Book Conspiracy on Cato Street

    Book Details:
  • Author : Vic Gatrell
  • Publisher : Cambridge University Press
  • Release : 2022-05-12
  • ISBN : 1108838480
  • Pages : 477 pages

Download or read book Conspiracy on Cato Street written by Vic Gatrell and published by Cambridge University Press. This book was released on 2022-05-12 with total page 477 pages. Available in PDF, EPUB and Kindle. Book excerpt: Tells the immensely dramatic but neglected story of one of the most sensational plots in British history.

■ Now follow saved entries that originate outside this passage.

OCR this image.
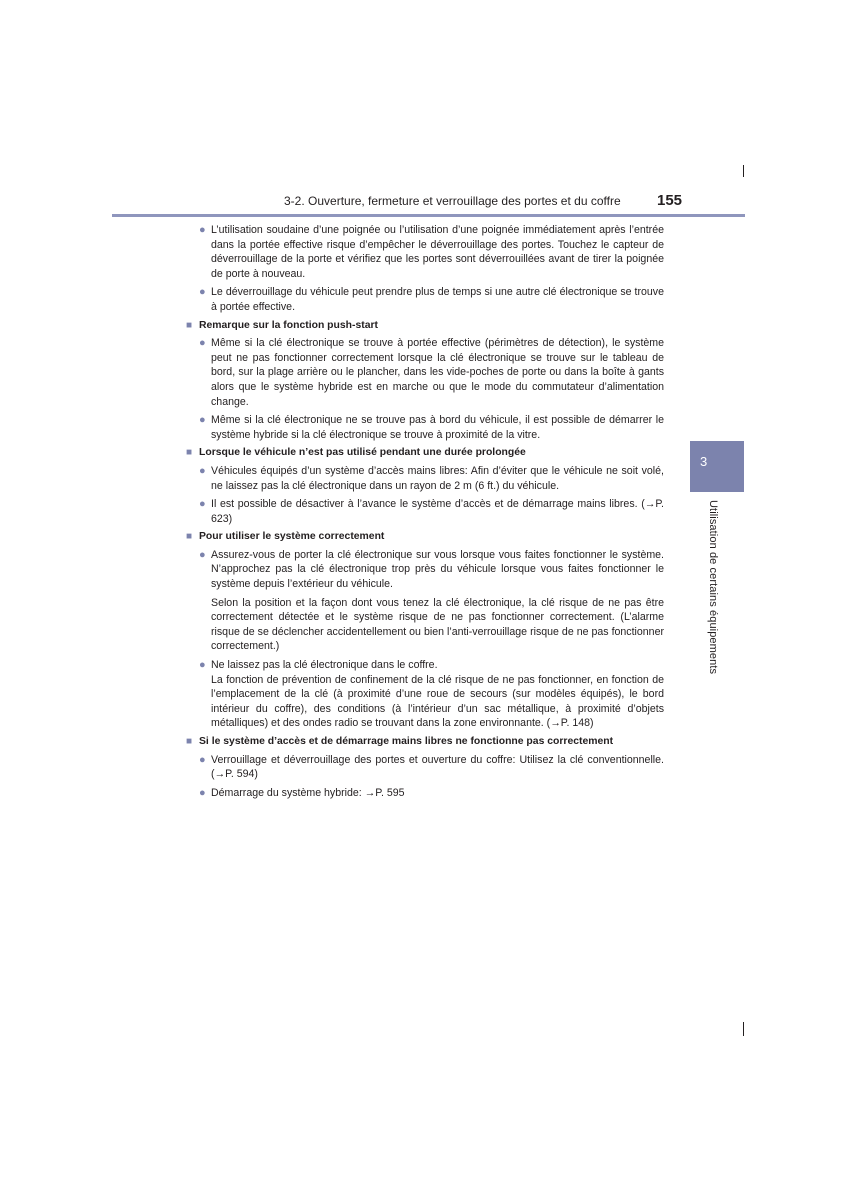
3-2. Ouverture, fermeture et verrouillage des portes et du coffre 155
3
Utilisation de certains équipements
● L’utilisation soudaine d’une poignée ou l’utilisation d’une poignée immédiatement après l’entrée dans la portée effective risque d’empêcher le déverrouillage des portes. Touchez le capteur de déverrouillage de la porte et vérifiez que les portes sont déverrouillées avant de tirer la poignée de porte à nouveau.
● Le déverrouillage du véhicule peut prendre plus de temps si une autre clé électronique se trouve à portée effective.
■ Remarque sur la fonction push-start
● Même si la clé électronique se trouve à portée effective (périmètres de détection), le système peut ne pas fonctionner correctement lorsque la clé électronique se trouve sur le tableau de bord, sur la plage arrière ou le plancher, dans les vide-poches de porte ou dans la boîte à gants alors que le système hybride est en marche ou que le mode du commutateur d’alimentation change.
● Même si la clé électronique ne se trouve pas à bord du véhicule, il est possible de démarrer le système hybride si la clé électronique se trouve à proximité de la vitre.
■ Lorsque le véhicule n’est pas utilisé pendant une durée prolongée
● Véhicules équipés d’un système d’accès mains libres: Afin d’éviter que le véhicule ne soit volé, ne laissez pas la clé électronique dans un rayon de 2 m (6 ft.) du véhicule.
● Il est possible de désactiver à l’avance le système d’accès et de démarrage mains libres. (→P. 623)
■ Pour utiliser le système correctement
● Assurez-vous de porter la clé électronique sur vous lorsque vous faites fonctionner le système. N’approchez pas la clé électronique trop près du véhicule lorsque vous faites fonctionner le système depuis l’extérieur du véhicule.
Selon la position et la façon dont vous tenez la clé électronique, la clé risque de ne pas être correctement détectée et le système risque de ne pas fonctionner correctement. (L’alarme risque de se déclencher accidentellement ou bien l’anti-verrouillage risque de ne pas fonctionner correctement.)
● Ne laissez pas la clé électronique dans le coffre.
La fonction de prévention de confinement de la clé risque de ne pas fonctionner, en fonction de l’emplacement de la clé (à proximité d’une roue de secours (sur modèles équipés), le bord intérieur du coffre), des conditions (à l’intérieur d’un sac métallique, à proximité d’objets métalliques) et des ondes radio se trouvant dans la zone environnante. (→P. 148)
■ Si le système d’accès et de démarrage mains libres ne fonctionne pas correctement
● Verrouillage et déverrouillage des portes et ouverture du coffre: Utilisez la clé conventionnelle.(→P. 594)
● Démarrage du système hybride: →P. 595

Book The New Economy of the Inner City

Download or read book The New Economy of the Inner City written by Thomas A. Hutton and published by Routledge. This book was released on 2009-12-07 with total page 444 pages. Available in PDF, EPUB and Kindle. Book excerpt: Following the restructuring process which swept away the traditional manufacturing economy of the inner city 25 years ago, new industries are transforming these former post-industrial landscapes. These creative, technology-intensive industries include Internet services, computer graphics and imaging, and video game production. The development dynamics of these new sectors are volatile in comparison with those of the classic ‘Industrial City’. But these new industries highlight the unique role of the inner city in facilitating creative processes, innovation and social change. Further, they reflect the intensity of interaction between the ‘global’ and the ‘local’ in the metropolis, and represent key agencies of urban place-making and re-imaging. This book addresses the critical intersections between process and place which underpin the formation of creative enterprises in the emergent industrial districts of the ‘new inner city’. It contains intensive case studies of industrial restructuring within exemplary sites in prominent world cities such as London, Singapore, San Francisco and Vancouver. The studies demonstrate the global reach of development and innovation across these cities and sites, marked by clustering, rapid firm turnover, and interdependency between production and consumption activity. The evocative case studies, brought to life by interviews, sequential mapping exercises, media narratives, and photography, also disclose the importance of local factors (including urban scale, built form, property markets and policy) which shape both the specific industrial structures and socio-economic impacts. The New Economy of the Inner City places inner city new industry formation within the development history of the city, and underscores its role in larger processes of urban transformation. The findings inform a critique and synthesis of urban theory which frame the evolving conditions of the 21st century metropolis. This book would be useful to researchers and students of Geography, Urban Studies, Economics and Planning.